GitHub Configuration
This guide covers how to configure DataChain Studio to integrate with GitHub.com or GitHub Enterprise Server.
Overview
DataChain Studio integrates with GitHub using GitHub Apps, providing:
- Secure Authentication: OAuth-based user authentication
- Repository Access: Fine-grained access to repositories
- Webhook Integration: Automatic job triggering on Git events
- Team Synchronization: GitHub organization and team mapping
Prerequisites
- GitHub organization with admin access
- DataChain Studio deployment ready for configuration
- Valid domain name for DataChain Studio instance
GitHub App Setup
1. Create GitHub App
- Navigate to your GitHub organization settings
- Go to Settings → Developer settings → GitHub Apps
- Click New GitHub App
2. Configure Basic Information
Fill in the application details:
- GitHub App name:
DataChain Studio - Description:
DataChain Studio integration for data processing workflows - Homepage URL:
https://studio.yourcompany.com - User authorization callback URL:
https://studio.yourcompany.com/auth/github/callback - Setup URL:
https://studio.yourcompany.com/setup/github - Webhook URL:
https://studio.yourcompany.com/api/webhooks/github - Webhook secret: Generate a secure random string (save this for later)
3. Configure Permissions
Set the following repository permissions:
Repository Permissions
- Contents: Read (for accessing repository files)
- Metadata: Read (for repository information)
- Pull requests: Read (for PR information)
- Commit statuses: Write (for updating commit status)
- Issues: Read (optional, for issue tracking)
Organization Permissions
- Members: Read (for team synchronization)
- Plan: Read (for organization information)
4. Subscribe to Events
Enable the following webhook events:
- Push - For triggering jobs on code changes
- Pull request - For PR-based workflows
- Release - For release-based deployments
- Repository - For repository changes
- Installation - For app installation changes
5. Generate Private Key
- After creating the app, scroll down to Private keys
- Click Generate a private key
- Download the
.pemfile (you'll need this for configuration)
6. Install the App
- Go to Install App tab
- Install the app on your organization
- Choose repositories (all or selected)
- Complete the installation
DataChain Studio Configuration
Basic Configuration
Add the following to your values.yaml file:
global:
git:
github:
enabled: true
appId: "123456" # Your GitHub App ID
privateKey: |
-----BEGIN RSA PRIVATE KEY-----
MIIEpAIBAAKCAQEA1234567890abcdef...
... (your GitHub App private key) ...
-----END RSA PRIVATE KEY-----
webhookSecret: "your-webhook-secret"
# Optional: GitHub Enterprise Server URL
# url: "https://github.enterprise.com"
Advanced Configuration
For more advanced setups:
global:
git:
github:
enabled: true
appId: "123456"
privateKey: |
-----BEGIN RSA PRIVATE KEY-----
... (private key content) ...
-----END RSA PRIVATE KEY-----
webhookSecret: "your-webhook-secret"
# GitHub Enterprise Server configuration
url: "https://github.enterprise.com"
apiUrl: "https://github.enterprise.com/api/v3"

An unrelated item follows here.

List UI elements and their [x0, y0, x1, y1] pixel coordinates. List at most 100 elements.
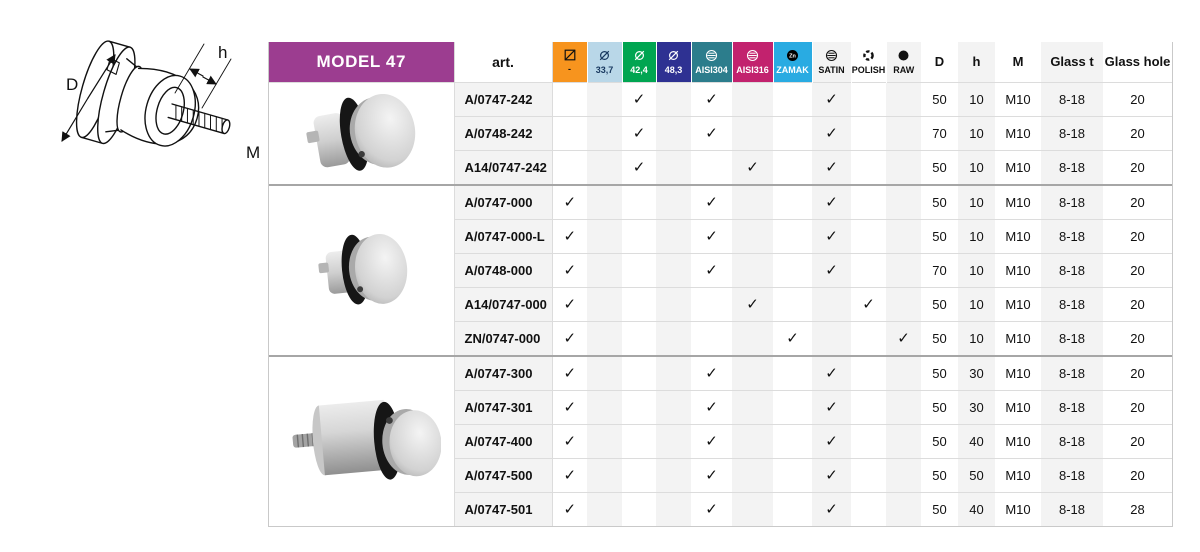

# SSL configuration for GitHub Enterprise
ssl:
verify: true
caCertificate: |
-----BEGIN CERTIFICATE-----
... (GitHub Enterprise CA certificate) ...
-----END CERTIFICATE-----
# Webhook configuration
webhooks:
events:
- push
- pull_request
- release
- repository
# Custom webhook settings
deliveryTimeout: 30s
retryAttempts: 3
# Rate limiting
rateLimit:
requestsPerHour: 5000
burstSize: 100
# Repository access control
repositories:
# Allow specific repositories
allowList:
- "org/important-repo"
- "org/data-*"
# Block specific repositories
blockList:
- "org/sensitive-repo"
# Organization filtering
organizations:
allowList:
- "your-org"
- "partner-org"
blockList:
- "external-org"
Secret Management
For Kubernetes deployments, store sensitive data in secrets:
# Create secret for GitHub App private key
kubectl create secret generic github-app-key \
--namespace datachain-studio \
--from-file=private-key=/path/to/github-app.pem
# Create secret for webhook secret
kubectl create secret generic github-webhook \
--namespace datachain-studio \
--from-literal=secret=your-webhook-secret
Then reference in your configuration:
global:
git:
github:
enabled: true
appId: "123456"
privateKeySecret:
name: github-app-key
key: private-key
webhookSecretSecret:
name: github-webhook
key: secret
GitHub Enterprise Server
For GitHub Enterprise Server deployments:
global:
git:
github:
enabled: true
appId: "your-app-id"
url: "https://github.enterprise.com"
apiUrl: "https://github.enterprise.com/api/v3"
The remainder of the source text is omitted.